The goals for Chai-Yahk-wh Preserve are to provide wildlife habitat and public access, as well as to foster and support human connections to nature.

Chai-yahk-wh Preserve is home to two wetlands, mature forests, and high bluffs. Island wildlife may roam 51 acres of protected land In combination with neighboring properties, the preserve is a part of a habitat and agricultural corridor in central Marrowstone stretching from the shoreline much of the way across the island. It is bordered on one side by Twin Vista Ranch — farmland protected with a conservation easement donated by Lisa Thayer Painter.

The preserve can be used for light recreation by the community. The almost ½-mile forested Greg Lailsh Memorial Trail (named for a well-loved local trail enthusiast and advocate) winds through mature forests of Douglas Fir, Western redcedar, sword ferns, and seasonal wildflowers.

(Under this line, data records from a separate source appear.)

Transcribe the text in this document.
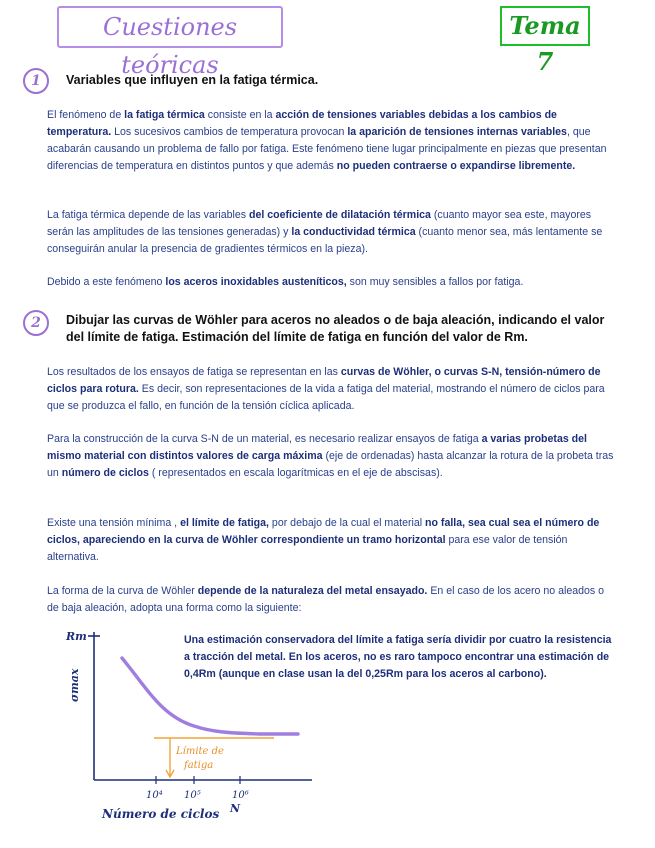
Cuestiones teóricas
Tema 7
1	Variables que influyen en la fatiga térmica.
El fenómeno de la fatiga térmica consiste en la acción de tensiones variables debidas a los cambios de temperatura. Los sucesivos cambios de temperatura provocan la aparición de tensiones internas variables, que acabarán causando un problema de fallo por fatiga. Este fenómeno tiene lugar principalmente en piezas que presentan diferencias de temperatura en distintos puntos y que además no pueden contraerse o expandirse libremente.
La fatiga térmica depende de las variables del coeficiente de dilatación térmica (cuanto mayor sea este, mayores serán las amplitudes de las tensiones generadas) y la conductividad térmica (cuanto menor sea, más lentamente se conseguirán anular la presencia de gradientes térmicos en la pieza).
Debido a este fenómeno los aceros inoxidables austeníticos, son muy sensibles a fallos por fatiga.
2	Dibujar las curvas de Wöhler para aceros no aleados o de baja aleación, indicando el valor del límite de fatiga. Estimación del límite de fatiga en función del valor de Rm.
Los resultados de los ensayos de fatiga se representan en las curvas de Wöhler, o curvas S-N, tensión-número de ciclos para rotura. Es decir, son representaciones de la vida a fatiga del material, mostrando el número de ciclos para que se produzca el fallo, en función de la tensión cíclica aplicada.
Para la construcción de la curva S-N de un material, es necesario realizar ensayos de fatiga a varias probetas del mismo material con distintos valores de carga máxima (eje de ordenadas) hasta alcanzar la rotura de la probeta tras un número de ciclos ( representados en escala logarítmicas en el eje de abscisas).
Existe una tensión mínima , el límite de fatiga, por debajo de la cual el material no falla, sea cual sea el número de ciclos, apareciendo en la curva de Wöhler correspondiente un tramo horizontal para ese valor de tensión alternativa.
La forma de la curva de Wöhler depende de la naturaleza del metal ensayado. En el caso de los acero no aleados o de baja aleación, adopta una forma como la siguiente:
Rm
σmax
Límite de
fatiga
10⁴ 10⁵	10⁶
N
Número de ciclos
Una estimación conservadora del límite a fatiga sería dividir por cuatro la resistencia a tracción del metal. En los aceros, no es raro tampoco encontrar una estimación de 0,4Rm (aunque en clase usan la del 0,25Rm para los aceros al carbono).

The preserve also offers space for an outdoor education and nature studies area for groups including CedarRoot Folk School. Here students have the opportunity to observe plant life, soil, wildlife and their signs and tracks, insects, amphibians, and more.

Visiting the Preserve

Chai-yahk-wh Preserve is open from dawn until dusk and can be accessed via the entrance on Flagler Road across from Griffith Point Road. The entrance lies two miles past the “Welcome to Marrowstone Island” sign and is on the right side of the road. A small parking area lies just beyond the WSU Twin Vista Ranch. Please refrain from parking along East Marrowstone Road to ensure public safety.

Trail Map

Chai-yahk-wh Preserve Trail Map

Click the map to view a full-page version.

Our Vision for this Special Place

Our long-term vision for Chai-yahk-wh Preserve centers around stewarding a resilient and diverse habitat of native species. This special place will sustain groundwater for neighboring homes, farms, and forests, while the protective, forested bluffs of the preserve filter runoff on its way to the shore. This structurally diverse forest will also provide seed bank niches and habitat for wildlife.

Additional Information

Biological Survey Report: During late July and August, a number of Marrowstone Island residents conducted a ground survey of the potential community preserve. They mapped the property, identifying five major habitat types and cataloging more than 100 species of plants and animals. You can see what they learned in their Initial Biological Survey of the property.